1. It is impossible to architect end-to-end encryption in a multi-participant, client-server architecture conference meeting. End-to-end encryption is possible only with two endpoints, without an intervening server. For a Zoom conference, or Skype, or Google Hangouts, or Google Meet, or M$ Team, or whatever, each client can have an encrypted channel to the server, but the server must decrypt all of them and then re-send the stream back out to each participant in a single re-encrypted stream. To have true E2E encryption, the server would have to tunnel all encrypted streams to every participant, and each client end point would have to use resources to decrypt in-bound and encrypt outbound in a separate crypto session for each participant. Thus, If I am in a meeting with 100 in the meeting, my computer would have to run 99 crypto stream sessions at the same time instead of only one.
2. In the article they once more say Yuan claimed AES 256 encryption. In a separate thread on Zoom here is a link to an article stating research on Zoom proved their claim of AES 256 was not true, that they were using AES 128 in a reduced security mode.
3. Big deal of the hosting server for a group meeting is not a Zoom data center. The enterprise host must be running the proprietary, licensed Zoom host software, IF that s/w has a monitor and stream feature tucked into it, then the Zoom s/w could easily backchannel monitored streams and keys back to Zoom data centers during "routine s/w patch and update" sessions. Yeah, not much for me to trust there.
@CraginS wrote: It is impossible to architect end-to-end encryption in a multi-participant, client-server architecture...
Impossible is a very strong word. All that is needed is for them to share the same symmetric "session" key.
the server must decrypt all of them and then re-send the stream back out to each participant in a single re-encrypted stream.
Or, it could simply repeat the encrypted data and let the endpoints deal with it. No different than how Internet routers handle VPN traffic; they don't know the details of the payload; they just pass it on.
Thus, If I am in a meeting with 100 in the meeting, my computer would have to run 99 crypto stream sessions at the same time instead of only one.
Imagine a two-phased approach. In the first phase, each computer negotiates a secure channel with the meeting initiator to download the meeting's session key. In the second phase all computers use the common session key for en/decryption. For enhanced security, the initiator could even send out a new session key over phase-one every hour or so.

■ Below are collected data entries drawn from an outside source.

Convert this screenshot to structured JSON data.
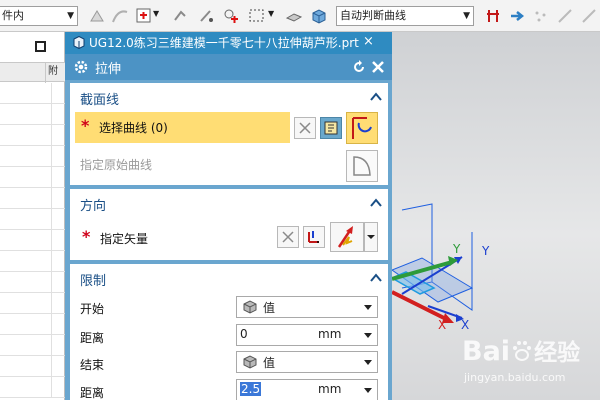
{
  "toolbar": {
    "filter_select": "件内",
    "curve_rule_select": "自动判断曲线"
  },
  "document_tab": {
    "title": "UG12.0练习三维建模一千零七十八拉伸葫芦形.prt",
    "close_glyph": "×"
  },
  "left_panel": {
    "column_label": "附"
  },
  "dialog": {
    "title": "拉伸",
    "sections": {
      "section_curve": {
        "title": "截面线",
        "select_curve": "选择曲线 (0)",
        "specify_origin_curve": "指定原始曲线",
        "required_mark": "*"
      },
      "direction": {
        "title": "方向",
        "specify_vector": "指定矢量",
        "required_mark": "*"
      },
      "limits": {
        "title": "限制",
        "rows": [
          {
            "label": "开始",
            "type": "dropdown",
            "value": "值"
          },
          {
            "label": "距离",
            "type": "number",
            "value": "0",
            "unit": "mm"
          },
          {
            "label": "结束",
            "type": "dropdown",
            "value": "值"
          },
          {
            "label": "距离",
            "type": "number",
            "value": "2.5",
            "unit": "mm",
            "selected": true
          }
        ]
      }
    }
  },
  "viewport": {
    "axis_labels": {
      "y1": "Y",
      "y2": "Y",
      "x1": "X",
      "x2": "X"
    },
    "colors": {
      "y_axis": "#2e9b3a",
      "x_axis": "#d21f1f",
      "vector": "#1b3fcf",
      "wireframe": "#1f5fe0"
    }
  },
  "watermark": {
    "logo_text": "Bai",
    "logo_suffix": "经验",
    "url": "jingyan.baidu.com"
  },
  "colors": {
    "dialog_frame": "#6aa6cf",
    "title_bar": "#4c93c5",
    "selection_highlight": "#ffdd74",
    "required": "#d0021b",
    "section_heading": "#1a4f86"
  }
}
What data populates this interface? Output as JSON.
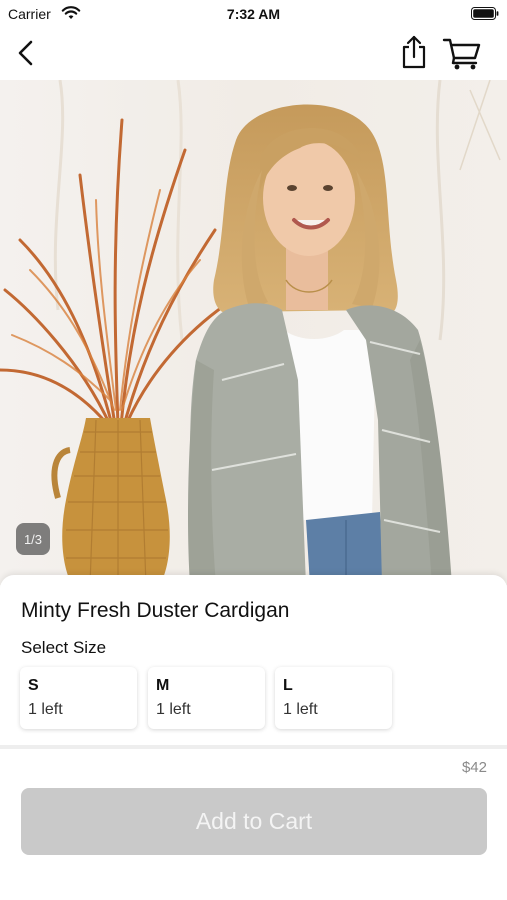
{
  "status_bar": {
    "carrier": "Carrier",
    "time": "7:32 AM"
  },
  "nav_bar": {
    "back_icon": "chevron-left-icon",
    "share_icon": "share-icon",
    "cart_icon": "cart-icon"
  },
  "gallery": {
    "counter": "1/3"
  },
  "product": {
    "title": "Minty Fresh Duster Cardigan",
    "select_size_label": "Select Size",
    "sizes": [
      {
        "label": "S",
        "stock": "1 left"
      },
      {
        "label": "M",
        "stock": "1 left"
      },
      {
        "label": "L",
        "stock": "1 left"
      }
    ],
    "price": "$42",
    "add_to_cart_label": "Add to Cart"
  },
  "colors": {
    "button_disabled": "#c9c9c9",
    "button_text": "#f4f4f4",
    "price_text": "#8a8a8a"
  }
}
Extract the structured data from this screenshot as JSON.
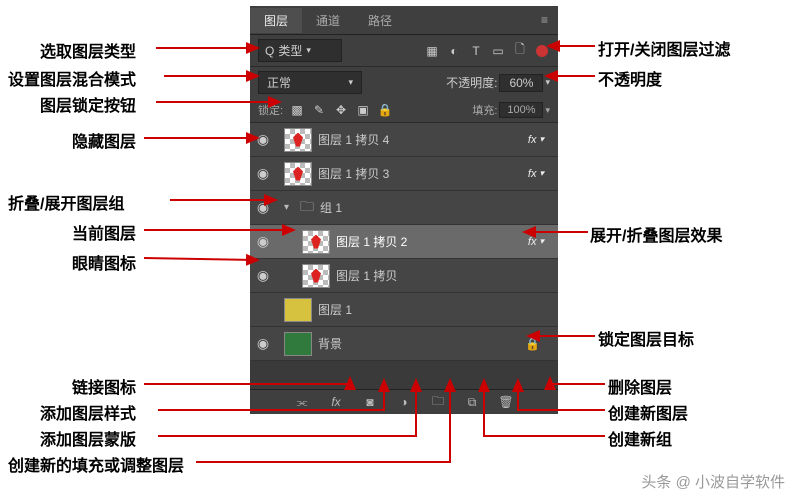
{
  "tabs": {
    "layers": "图层",
    "channels": "通道",
    "paths": "路径"
  },
  "filter": {
    "prefix": "Q",
    "label": "类型"
  },
  "blend": {
    "mode": "正常",
    "opacity_label": "不透明度:",
    "opacity_value": "60%"
  },
  "lock": {
    "label": "锁定:",
    "fill_label": "填充:",
    "fill_value": "100%"
  },
  "layers_list": [
    {
      "name": "图层 1 拷贝 4",
      "fx": true,
      "eye": true,
      "thumb": "sprite",
      "indent": 0
    },
    {
      "name": "图层 1 拷贝 3",
      "fx": true,
      "eye": true,
      "thumb": "sprite",
      "indent": 0
    },
    {
      "name": "组 1",
      "group": true,
      "eye": true,
      "indent": 0
    },
    {
      "name": "图层 1 拷贝 2",
      "fx": true,
      "eye": true,
      "thumb": "sprite",
      "indent": 1,
      "selected": true
    },
    {
      "name": "图层 1 拷贝",
      "eye": true,
      "thumb": "sprite",
      "indent": 1
    },
    {
      "name": "图层 1",
      "thumb": "yellow",
      "indent": 0
    },
    {
      "name": "背景",
      "eye": true,
      "thumb": "green",
      "lock": true,
      "indent": 0
    }
  ],
  "labels_left": {
    "l1": "选取图层类型",
    "l2": "设置图层混合模式",
    "l3": "图层锁定按钮",
    "l4": "隐藏图层",
    "l5": "折叠/展开图层组",
    "l6": "当前图层",
    "l7": "眼睛图标",
    "l8": "链接图标",
    "l9": "添加图层样式",
    "l10": "添加图层蒙版",
    "l11": "创建新的填充或调整图层"
  },
  "labels_right": {
    "r1": "打开/关闭图层过滤",
    "r2": "不透明度",
    "r3": "展开/折叠图层效果",
    "r4": "锁定图层目标",
    "r5": "删除图层",
    "r6": "创建新图层",
    "r7": "创建新组"
  },
  "watermark": "头条 @ 小波自学软件"
}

Although phase-one is extremely expensive from computational and bandwidth standpoints, it would only transfer maybe 1K per participant over the course of a meeting. The much computationally cheaper phase 2 would contain the megabytes of conference payload (video, audio, etc) and could be duplicated amongst participants.
Full disclosure, I might have leaned upon some IETF prior art and perhaps a fairly famous use of broadcast encryption.